The Repeal of “Don’t Ask, Don’t Tell” and Its Effects on College Campus ROTC’s

The U.S. military’s policy barring openly gay men and women from serving expires this morning. Known as “don’t ask, don’t tell,” the prohibition has been in place since 1993.

The repeal of the law has far-reaching effects not only for the military but also on the Reserve Officers’ Training Corps (ROTC) on college campuses. In recent years, some ROTC units have left public colleges rather than admit openly gay students.

But ROTC’s acceptance of openly gay men and women may not have a large impact on enrollment, says Jennifer Miracle, the associate director of intercultural affairs for the LGBT Resource Center at the University of Georgia.

“I do know [gay and lesbian students] involved in ROTC, mostly women,” Miracle said. “In the past, they have been afraid to come to our office. I do hope that will change, but there are still many barriers for students coming out, not just this.”

Miracle went on to say that in the South, especially, students face family and religious pressures that make it hard for someone to come out, regardless of whether there is a don’t ask, don’t tell policy.

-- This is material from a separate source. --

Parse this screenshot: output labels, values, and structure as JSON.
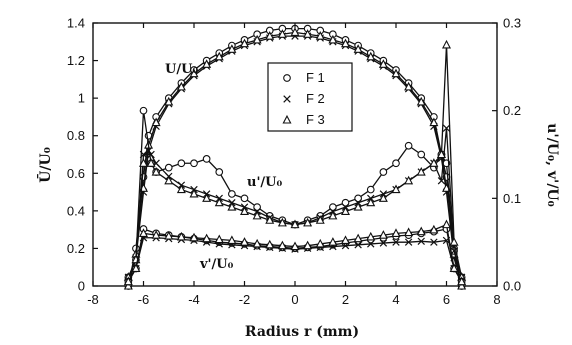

Miracle however, is still excited about the repeal.

“It’s wonderful,” Miracle said, “but I think it is also unfortunate that it has taken this long. It would be great to say it is no longer an issue, but that’s just not the case. There will continue to be struggles and the cultural changes ahead will be difficult. These will take a long time. But, yes, it is exciting to see progress; it has been a long time coming.”